- Directed by: Chris McGill
- Written by: Bob Ellis Anne Brooksbank
- Produced by: Brian Kavanagh
- Starring: Judy Morris
- Cinematography: Russell Boyd
- Edited by: Wayne LeClos
- Music by: Bruce Smeaton
- Production companies: NSW Film Corporation Cherrywood Film Productions
- Distributed by: Roadshow
- Release date: August 1980;
- Running time: 96 mins
- Country: Australia
- Language: English
- Budget: AU $460,000

= Maybe This Time (1980 film) =

...Maybe This Time is a 1980 Australian feature film starring Bill Hunter, Mike Preston, Ken Shorter and Judy Morris. It was the first feature directed by Chris McGill.

It was the feature film debut of stage/TV actor Jill Perryman.

==Plot==
Fran, the assistant to university professor Paddy, is about to turn 30. She is having an affair with a married minister's aide, Stephen. She returns home to the country town she grew up in and has a fling with an old flame, Alan. She also begins sleeping with Paddy.

==Cast==
- Judy Morris as Fran
- Bill Hunter as Stephen
- Mike Preston as Paddy
- Jill Perryman as Mother
- Ken Shorter as Alan
- Michele Fawdon as Margo
- Leonard Teale as Minister
- Jude Kuring as Meredith
- Rod Mullinar as Jack
- Chris Haywood as Salesman
- Brian Moll as Older Salesman
- Lyndall Barbour as Miss Bates
- Lorna Lesley as Suzy Williams
- John Clayton as Estare Agent
- Lyn Collingwood as Myrtle
- Les Foxcroft as MP 2

==Production==
Bob Ellis says it took him five years to get the film made and that it was turned down by Gillian Armstrong, Stephen Wallace, Tony Buckley, Donald Crombie, Ken Hannam, David Stevens and Brian Bell. He then re-wrote it and managed to persuade the New South Wales Film Corporation to back it, although the NSWFC were the ones who picked the producer and director. They also insisted that the lead be played by Judy Morris, Helen Morse or Wendy Hughes.

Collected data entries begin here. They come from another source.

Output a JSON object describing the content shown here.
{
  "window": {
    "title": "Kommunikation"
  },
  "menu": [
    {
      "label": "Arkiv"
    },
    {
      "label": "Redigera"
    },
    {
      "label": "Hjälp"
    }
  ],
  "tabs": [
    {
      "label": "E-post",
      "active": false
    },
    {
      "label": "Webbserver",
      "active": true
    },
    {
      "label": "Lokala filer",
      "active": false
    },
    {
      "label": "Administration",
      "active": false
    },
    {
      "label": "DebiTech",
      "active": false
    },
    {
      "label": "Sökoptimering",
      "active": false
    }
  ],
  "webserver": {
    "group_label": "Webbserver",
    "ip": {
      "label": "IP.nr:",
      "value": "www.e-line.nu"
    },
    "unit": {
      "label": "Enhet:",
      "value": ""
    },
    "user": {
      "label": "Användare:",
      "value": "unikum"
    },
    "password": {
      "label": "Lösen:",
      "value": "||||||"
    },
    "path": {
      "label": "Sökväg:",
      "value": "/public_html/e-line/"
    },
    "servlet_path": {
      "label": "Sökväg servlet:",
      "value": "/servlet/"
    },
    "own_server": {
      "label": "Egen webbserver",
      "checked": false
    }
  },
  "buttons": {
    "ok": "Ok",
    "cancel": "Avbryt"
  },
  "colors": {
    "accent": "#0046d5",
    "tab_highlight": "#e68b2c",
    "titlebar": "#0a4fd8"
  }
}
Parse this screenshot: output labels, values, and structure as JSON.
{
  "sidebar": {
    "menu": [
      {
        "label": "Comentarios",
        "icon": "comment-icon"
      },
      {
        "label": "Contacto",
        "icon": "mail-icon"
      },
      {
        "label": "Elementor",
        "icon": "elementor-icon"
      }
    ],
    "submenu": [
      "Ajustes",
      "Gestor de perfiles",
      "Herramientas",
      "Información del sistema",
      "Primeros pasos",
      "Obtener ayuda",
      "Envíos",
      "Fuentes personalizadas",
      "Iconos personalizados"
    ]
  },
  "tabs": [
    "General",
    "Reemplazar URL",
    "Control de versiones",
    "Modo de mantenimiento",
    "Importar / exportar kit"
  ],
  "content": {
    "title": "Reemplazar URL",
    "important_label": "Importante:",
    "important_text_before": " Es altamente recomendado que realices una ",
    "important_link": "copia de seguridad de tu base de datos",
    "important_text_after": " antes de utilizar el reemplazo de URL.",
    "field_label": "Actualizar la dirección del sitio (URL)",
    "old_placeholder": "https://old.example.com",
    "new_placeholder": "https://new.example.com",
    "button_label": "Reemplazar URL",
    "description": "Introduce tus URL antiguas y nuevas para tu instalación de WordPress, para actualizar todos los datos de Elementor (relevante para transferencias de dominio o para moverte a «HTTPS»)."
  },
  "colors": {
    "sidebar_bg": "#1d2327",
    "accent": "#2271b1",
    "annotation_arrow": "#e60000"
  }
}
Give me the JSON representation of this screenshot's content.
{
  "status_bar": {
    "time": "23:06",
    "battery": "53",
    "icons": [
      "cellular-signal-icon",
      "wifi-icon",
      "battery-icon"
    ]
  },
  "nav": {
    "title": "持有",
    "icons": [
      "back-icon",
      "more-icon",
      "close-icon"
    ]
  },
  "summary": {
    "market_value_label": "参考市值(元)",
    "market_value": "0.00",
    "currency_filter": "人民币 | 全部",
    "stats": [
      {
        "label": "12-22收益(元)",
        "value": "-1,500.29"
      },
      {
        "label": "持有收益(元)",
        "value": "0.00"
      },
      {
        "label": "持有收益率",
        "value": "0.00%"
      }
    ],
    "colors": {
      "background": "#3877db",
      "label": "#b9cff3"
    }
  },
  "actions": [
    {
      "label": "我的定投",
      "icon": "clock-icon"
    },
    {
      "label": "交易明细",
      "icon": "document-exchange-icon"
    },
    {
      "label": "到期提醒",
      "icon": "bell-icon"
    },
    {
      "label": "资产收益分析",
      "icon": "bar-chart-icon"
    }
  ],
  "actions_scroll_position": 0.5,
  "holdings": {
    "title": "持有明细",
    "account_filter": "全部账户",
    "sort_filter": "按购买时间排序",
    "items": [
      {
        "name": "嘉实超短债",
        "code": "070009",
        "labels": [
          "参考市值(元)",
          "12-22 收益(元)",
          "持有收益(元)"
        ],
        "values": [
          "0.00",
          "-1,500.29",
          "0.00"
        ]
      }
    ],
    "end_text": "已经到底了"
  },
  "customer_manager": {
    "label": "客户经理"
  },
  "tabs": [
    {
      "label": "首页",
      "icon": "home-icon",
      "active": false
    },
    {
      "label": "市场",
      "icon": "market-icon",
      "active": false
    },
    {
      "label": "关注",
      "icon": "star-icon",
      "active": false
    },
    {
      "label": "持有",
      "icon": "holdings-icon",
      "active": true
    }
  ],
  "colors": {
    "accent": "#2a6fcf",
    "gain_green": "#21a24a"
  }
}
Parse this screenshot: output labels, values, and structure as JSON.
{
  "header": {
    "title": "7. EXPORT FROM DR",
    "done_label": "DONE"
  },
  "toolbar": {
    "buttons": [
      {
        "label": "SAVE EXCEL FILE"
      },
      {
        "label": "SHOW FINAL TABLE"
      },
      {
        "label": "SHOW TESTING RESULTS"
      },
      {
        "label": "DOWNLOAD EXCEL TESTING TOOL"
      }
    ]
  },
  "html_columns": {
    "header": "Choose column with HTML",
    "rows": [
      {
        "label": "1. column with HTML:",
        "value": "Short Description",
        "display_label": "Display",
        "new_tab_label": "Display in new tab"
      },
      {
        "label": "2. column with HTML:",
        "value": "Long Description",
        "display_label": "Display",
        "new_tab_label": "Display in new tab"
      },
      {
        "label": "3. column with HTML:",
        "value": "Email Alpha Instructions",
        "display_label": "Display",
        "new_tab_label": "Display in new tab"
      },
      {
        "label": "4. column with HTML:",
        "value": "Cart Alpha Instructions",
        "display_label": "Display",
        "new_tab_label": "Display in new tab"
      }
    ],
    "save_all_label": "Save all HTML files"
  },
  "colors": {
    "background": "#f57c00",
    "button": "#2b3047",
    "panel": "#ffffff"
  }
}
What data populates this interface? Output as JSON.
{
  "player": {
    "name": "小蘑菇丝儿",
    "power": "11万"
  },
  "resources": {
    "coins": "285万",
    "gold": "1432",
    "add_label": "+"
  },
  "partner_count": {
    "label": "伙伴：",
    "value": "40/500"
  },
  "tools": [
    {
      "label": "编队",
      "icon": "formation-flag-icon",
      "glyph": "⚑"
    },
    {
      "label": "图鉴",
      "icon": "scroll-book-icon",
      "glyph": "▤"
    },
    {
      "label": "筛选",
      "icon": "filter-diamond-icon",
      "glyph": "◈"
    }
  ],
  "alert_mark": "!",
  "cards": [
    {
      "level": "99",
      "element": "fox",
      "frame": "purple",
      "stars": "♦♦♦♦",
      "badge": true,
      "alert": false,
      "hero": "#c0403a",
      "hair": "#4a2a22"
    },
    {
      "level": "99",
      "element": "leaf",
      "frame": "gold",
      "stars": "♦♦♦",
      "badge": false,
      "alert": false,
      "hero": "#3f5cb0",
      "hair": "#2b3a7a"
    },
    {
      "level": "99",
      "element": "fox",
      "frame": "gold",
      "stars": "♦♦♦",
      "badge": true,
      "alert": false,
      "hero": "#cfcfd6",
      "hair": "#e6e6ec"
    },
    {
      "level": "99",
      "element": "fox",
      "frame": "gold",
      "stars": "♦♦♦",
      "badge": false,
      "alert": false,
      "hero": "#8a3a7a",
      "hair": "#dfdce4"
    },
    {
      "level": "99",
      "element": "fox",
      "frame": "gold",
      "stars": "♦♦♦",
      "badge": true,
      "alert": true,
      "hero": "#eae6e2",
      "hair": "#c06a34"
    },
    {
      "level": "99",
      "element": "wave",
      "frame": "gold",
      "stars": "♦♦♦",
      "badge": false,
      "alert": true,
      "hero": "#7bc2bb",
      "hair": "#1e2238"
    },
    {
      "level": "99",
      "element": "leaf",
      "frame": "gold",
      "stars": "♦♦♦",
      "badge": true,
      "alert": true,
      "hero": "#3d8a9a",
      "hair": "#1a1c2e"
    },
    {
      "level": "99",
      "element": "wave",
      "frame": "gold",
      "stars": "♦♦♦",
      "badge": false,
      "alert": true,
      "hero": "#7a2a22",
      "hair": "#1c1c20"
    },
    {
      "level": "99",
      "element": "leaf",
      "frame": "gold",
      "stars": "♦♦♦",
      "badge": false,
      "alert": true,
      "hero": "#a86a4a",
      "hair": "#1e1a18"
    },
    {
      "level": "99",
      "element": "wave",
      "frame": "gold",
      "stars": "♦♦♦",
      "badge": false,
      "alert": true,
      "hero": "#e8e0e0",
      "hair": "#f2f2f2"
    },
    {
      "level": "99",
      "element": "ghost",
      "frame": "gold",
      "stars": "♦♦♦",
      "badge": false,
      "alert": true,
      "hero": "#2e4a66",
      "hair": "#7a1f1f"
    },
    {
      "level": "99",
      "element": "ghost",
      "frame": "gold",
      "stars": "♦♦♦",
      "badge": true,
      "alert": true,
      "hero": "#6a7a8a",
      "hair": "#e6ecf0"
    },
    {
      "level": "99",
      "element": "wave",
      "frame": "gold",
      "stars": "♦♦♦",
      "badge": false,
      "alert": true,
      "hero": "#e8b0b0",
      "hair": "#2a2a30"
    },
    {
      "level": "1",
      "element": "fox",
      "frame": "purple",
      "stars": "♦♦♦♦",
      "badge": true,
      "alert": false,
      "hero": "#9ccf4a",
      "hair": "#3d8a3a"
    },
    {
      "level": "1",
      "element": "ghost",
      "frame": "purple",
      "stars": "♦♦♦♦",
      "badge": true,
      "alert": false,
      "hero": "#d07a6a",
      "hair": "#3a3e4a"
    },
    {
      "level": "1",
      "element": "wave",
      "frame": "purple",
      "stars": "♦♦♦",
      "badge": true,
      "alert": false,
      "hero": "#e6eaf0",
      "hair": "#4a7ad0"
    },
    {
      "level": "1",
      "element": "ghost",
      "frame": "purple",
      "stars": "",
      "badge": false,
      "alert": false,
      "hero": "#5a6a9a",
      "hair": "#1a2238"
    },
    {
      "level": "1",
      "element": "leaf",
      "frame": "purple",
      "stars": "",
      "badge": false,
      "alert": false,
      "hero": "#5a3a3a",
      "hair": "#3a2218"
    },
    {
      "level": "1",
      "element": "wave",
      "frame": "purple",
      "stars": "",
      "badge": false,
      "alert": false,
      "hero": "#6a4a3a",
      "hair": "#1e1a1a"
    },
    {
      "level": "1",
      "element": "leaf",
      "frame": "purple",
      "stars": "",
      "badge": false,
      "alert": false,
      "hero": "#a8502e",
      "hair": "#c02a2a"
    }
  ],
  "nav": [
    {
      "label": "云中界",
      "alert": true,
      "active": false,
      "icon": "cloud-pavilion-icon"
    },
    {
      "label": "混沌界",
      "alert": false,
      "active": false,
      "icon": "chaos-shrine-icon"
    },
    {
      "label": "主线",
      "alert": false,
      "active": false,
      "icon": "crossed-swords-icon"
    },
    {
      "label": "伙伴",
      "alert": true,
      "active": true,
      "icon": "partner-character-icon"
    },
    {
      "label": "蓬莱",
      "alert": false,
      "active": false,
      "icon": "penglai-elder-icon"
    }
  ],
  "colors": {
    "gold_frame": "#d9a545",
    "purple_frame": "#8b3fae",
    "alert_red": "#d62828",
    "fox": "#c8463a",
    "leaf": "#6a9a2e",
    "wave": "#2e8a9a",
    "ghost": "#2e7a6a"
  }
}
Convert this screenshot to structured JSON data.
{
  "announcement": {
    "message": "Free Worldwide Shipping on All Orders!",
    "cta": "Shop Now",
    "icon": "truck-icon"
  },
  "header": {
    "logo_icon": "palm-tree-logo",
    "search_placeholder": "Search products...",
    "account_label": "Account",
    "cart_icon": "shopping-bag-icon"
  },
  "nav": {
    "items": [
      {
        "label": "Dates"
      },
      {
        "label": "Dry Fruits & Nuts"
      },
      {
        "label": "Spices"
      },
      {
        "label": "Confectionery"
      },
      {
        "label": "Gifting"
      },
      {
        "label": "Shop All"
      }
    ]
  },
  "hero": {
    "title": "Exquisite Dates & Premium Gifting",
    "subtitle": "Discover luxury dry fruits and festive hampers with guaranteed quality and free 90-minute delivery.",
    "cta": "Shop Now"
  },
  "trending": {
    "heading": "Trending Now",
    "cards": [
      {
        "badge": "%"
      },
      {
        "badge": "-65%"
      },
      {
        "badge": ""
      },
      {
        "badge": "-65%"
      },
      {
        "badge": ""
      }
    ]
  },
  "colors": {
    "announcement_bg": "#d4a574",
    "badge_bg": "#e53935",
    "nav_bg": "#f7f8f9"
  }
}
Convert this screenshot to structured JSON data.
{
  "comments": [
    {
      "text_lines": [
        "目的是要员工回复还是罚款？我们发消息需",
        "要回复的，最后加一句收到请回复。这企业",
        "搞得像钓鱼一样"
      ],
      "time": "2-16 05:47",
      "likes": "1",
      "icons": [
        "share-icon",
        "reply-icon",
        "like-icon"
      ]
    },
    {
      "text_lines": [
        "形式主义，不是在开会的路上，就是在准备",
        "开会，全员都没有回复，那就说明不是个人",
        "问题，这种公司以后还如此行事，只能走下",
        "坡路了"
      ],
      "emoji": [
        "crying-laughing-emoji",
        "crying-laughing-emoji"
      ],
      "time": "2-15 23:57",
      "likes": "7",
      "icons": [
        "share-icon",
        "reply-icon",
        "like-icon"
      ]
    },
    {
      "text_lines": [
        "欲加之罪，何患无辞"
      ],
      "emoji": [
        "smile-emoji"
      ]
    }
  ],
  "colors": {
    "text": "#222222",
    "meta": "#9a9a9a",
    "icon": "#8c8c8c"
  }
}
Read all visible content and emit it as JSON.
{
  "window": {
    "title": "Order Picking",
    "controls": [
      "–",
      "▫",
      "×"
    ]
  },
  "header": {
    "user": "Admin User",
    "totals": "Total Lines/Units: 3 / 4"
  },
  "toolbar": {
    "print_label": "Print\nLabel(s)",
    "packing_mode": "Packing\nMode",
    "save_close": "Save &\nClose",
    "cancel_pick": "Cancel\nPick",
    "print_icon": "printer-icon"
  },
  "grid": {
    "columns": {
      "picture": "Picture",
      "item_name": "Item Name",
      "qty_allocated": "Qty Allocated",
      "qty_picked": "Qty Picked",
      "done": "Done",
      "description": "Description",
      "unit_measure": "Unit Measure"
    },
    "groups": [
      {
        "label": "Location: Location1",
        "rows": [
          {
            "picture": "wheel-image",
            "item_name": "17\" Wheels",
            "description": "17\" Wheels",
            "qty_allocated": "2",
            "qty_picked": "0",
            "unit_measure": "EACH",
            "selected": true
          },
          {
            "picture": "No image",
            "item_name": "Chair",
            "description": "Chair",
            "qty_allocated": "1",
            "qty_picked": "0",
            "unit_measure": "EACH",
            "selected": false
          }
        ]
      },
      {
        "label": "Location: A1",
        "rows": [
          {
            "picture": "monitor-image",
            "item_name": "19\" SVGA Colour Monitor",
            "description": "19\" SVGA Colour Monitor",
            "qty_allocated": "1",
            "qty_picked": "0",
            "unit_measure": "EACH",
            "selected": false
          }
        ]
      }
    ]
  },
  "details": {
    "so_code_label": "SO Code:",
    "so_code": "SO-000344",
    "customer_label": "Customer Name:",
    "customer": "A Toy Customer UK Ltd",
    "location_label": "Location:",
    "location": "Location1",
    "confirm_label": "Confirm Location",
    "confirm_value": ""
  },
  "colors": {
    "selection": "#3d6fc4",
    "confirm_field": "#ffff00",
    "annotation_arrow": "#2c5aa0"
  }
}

Ellis later complained that all references in the script to Gough Whitlam had to be cut out of the first third of the film because the New South Wales Film Corporation was not seen to be biased towards Whitlam. He thought this destroyed the structure of the scenes and "as a result, the first 10 minutes of the film was wrecked, and the film will lose money."

Ellis says that the part played by Mike Preston was written for Jack Thompson and felt Judy Morris was miscast because she "looks too beautiful to have these problems, and the correct choice would have been somebody like Anna Volska or Michelle Fawdon." However he did like Morris' performance.

Morris later said of her character:
Fran is a woman who feels pushed into a corner. She is approaching 30, a time when many women being to feel their options are running out. She has passed through a sexual liberation stage but has found that this has not provided a solution. What she wants is a total commitment with a man.

The film was shot over six weeks starting in November 1979. Its original title was Letters from a Friend.

==Release==
The film was not a success at the box office. However the script by Bob Ellis and Anne Brooksbank won an AWGIE for best original feature film screenplay.